Risk which is again passed on to others. The legal attacks on tobacco
companies have produced at least one "check and balance" in the form of
lawsuits. The framers of the U.S. constitution did a remarkable job of
setting up a system of checks and balances within the branches of
government and, with the first amendment, enusring the power of a free
press to act as an additional check. (The right to keep and bear arms
was intended as the ultimate check, to preserve the ability of the
people to overthrow a government that got out of hand. That one is
turning out to have other unfortunate social consequences, but the
principle of preventing rights from being usurped is and was a powerful

What the constitutional framers had no inkling of was the eventual power
of business. Markets are clearly a very good thing. But how can business
activities be (appropriately) kept in check while still allowing for
legitimate feedback into the policy making process?

One must also be alert to the advertising, in this area. It is
remarkable how often a law passes that requires the law industry to
implement some safety feature, and then 6 or 8 months later the ads
appear touting that feature as something the company "did for you"
because they really, really care. If you believe the advertising, you
would think that regulations were never necessary! But the sweatshops,
company towns, and union-busting activities that occured in the early
half of last century (never saw myself using *that* phrase) attest
convincingly to the fact that personal greed and ambition do require
external restraint. (Equally, the failure of centrally-controlled
economies point out the total regulation is not the answer. The answer
lies in somewhere in the middle ground we are currently exploring.)

> Chaos:
> Current theories of systems theories and chaos show that many systems
> (like markets) exhibit chaotic trends. For example, if one keeps
> piling grains of sand on a pile, they tend to stick, until every once
> in a while a whole bunch fall together as a landslide....This chaotic
> property of economic systems can result in grave harm to
> individuals and societies, and in the case where some of those
> individuals or societies control weapons of mass destruction, extreme
> damage to society and environment.


> So, for markets to be humane, there must be charity for those unable
> to participate in the market, and there must be laws governing
> activities with external costs, and there must be regulations to
> prevent chaos.

That is such a totally *great* summary, I can't tell you.

> Notice I am applying a word "humane" which is value laden to the
> design of an economic system. As moral creatures, I would argue we
> must.

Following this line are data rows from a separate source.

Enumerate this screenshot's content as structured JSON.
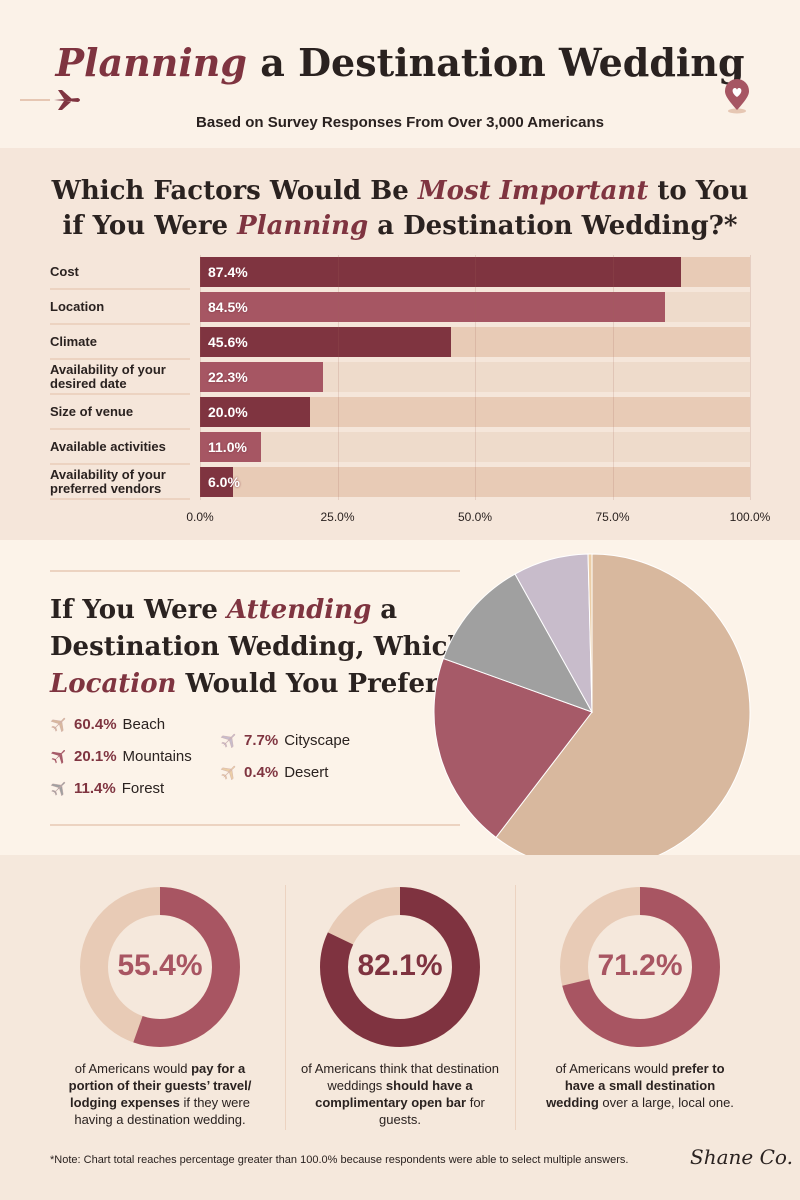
{
  "header": {
    "title_em": "Planning",
    "title_rest": " a Destination Wedding",
    "subtitle": "Based on Survey Responses From Over 3,000 Americans"
  },
  "factors": {
    "heading": [
      {
        "t": "Which Factors Would Be "
      },
      {
        "em": "Most Important"
      },
      {
        "t": " to You"
      },
      {
        "br": 1
      },
      {
        "t": "if You Were "
      },
      {
        "em": "Planning"
      },
      {
        "t": " a Destination Wedding?*"
      }
    ]
  },
  "location": {
    "heading": [
      {
        "t": "If You Were "
      },
      {
        "em": "Attending"
      },
      {
        "t": " a"
      },
      {
        "br": 1
      },
      {
        "t": "Destination Wedding, Which"
      },
      {
        "br": 1
      },
      {
        "em": "Location"
      },
      {
        "t": " Would You Prefer?"
      }
    ]
  },
  "stats": [
    {
      "value": 55.4,
      "label": "55.4%",
      "pre": "of Americans would ",
      "bold": "pay for a portion of their guests’ travel/ lodging expenses",
      "post": " if they were having a destination wedding.",
      "color": "#a85562"
    },
    {
      "value": 82.1,
      "label": "82.1%",
      "pre": "of Americans think that destination weddings ",
      "bold": "should have a complimentary open bar",
      "post": " for guests.",
      "color": "#7f3340"
    },
    {
      "value": 71.2,
      "label": "71.2%",
      "pre": "of Americans would ",
      "bold": "prefer to have a small destination wedding",
      "post": " over a large, local one.",
      "color": "#a85562"
    }
  ],
  "footer": {
    "note": "*Note: Chart total reaches percentage greater than 100.0% because respondents were able to select multiple answers.",
    "logo": "Shane Co."
  },
  "colors": {
    "dark": "#7f3440",
    "medium": "#a65663",
    "track": "#e8cbb6"
  },
  "chart_data": [
    {
      "type": "bar",
      "orientation": "horizontal",
      "categories": [
        "Cost",
        "Location",
        "Climate",
        "Availability of your desired date",
        "Size of venue",
        "Available activities",
        "Availability of your preferred vendors"
      ],
      "values": [
        87.4,
        84.5,
        45.6,
        22.3,
        20.0,
        11.0,
        6.0
      ],
      "labels": [
        "87.4%",
        "84.5%",
        "45.6%",
        "22.3%",
        "20.0%",
        "11.0%",
        "6.0%"
      ],
      "xlim": [
        0,
        100
      ],
      "ticks": [
        "0.0%",
        "25.0%",
        "50.0%",
        "75.0%",
        "100.0%"
      ],
      "grid": true
    },
    {
      "type": "pie",
      "categories": [
        "Beach",
        "Mountains",
        "Forest",
        "Cityscape",
        "Desert"
      ],
      "values": [
        60.4,
        20.1,
        11.4,
        7.7,
        0.4
      ],
      "labels": [
        "60.4%",
        "20.1%",
        "11.4%",
        "7.7%",
        "0.4%"
      ],
      "colors": [
        "#d8b89e",
        "#a65a68",
        "#a0a0a0",
        "#c8bccb",
        "#ebcda6"
      ],
      "legend": "left"
    }
  ]
}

The only question is what are our non-economic goals, and how
> can we structure our economics best to achieve them?

Too good.

> For example, in "Small is Beautiful", E.F. Schumacher talks about what
> "Buddhist Economics" would be like -- where the most important value
> of the work was the spiritual uplift of the worker.

> > Markets do work....Central management (doesn't)
> >
> I think a very good question you implicitly raise is, given the
> market, where can an OHS/DKR fit in?
> We already have charities and lawmakers interacting with the market.
> The issues is, are the charities and lawmakers making good choices? If
> not, why not? Can an OHS/DKR help with this?

> I think an OHS/DKR related to world issues will have great value in
> several areas.
> <many good points snipped...>
> "external costs" must understand the damage and figure out ways
> to deal with it or prevent it or pass laws against it. This requires
> knowledge and organization to apply economic wealth well. An OHS/DKR
> could help with
> this.
> A key value of an OHS/DKR is to allow points to be made,
> discussed, archived, and revisited, so a group understanding can
> evolve.

Inspiring. Can't think of a better project to expend my effort on.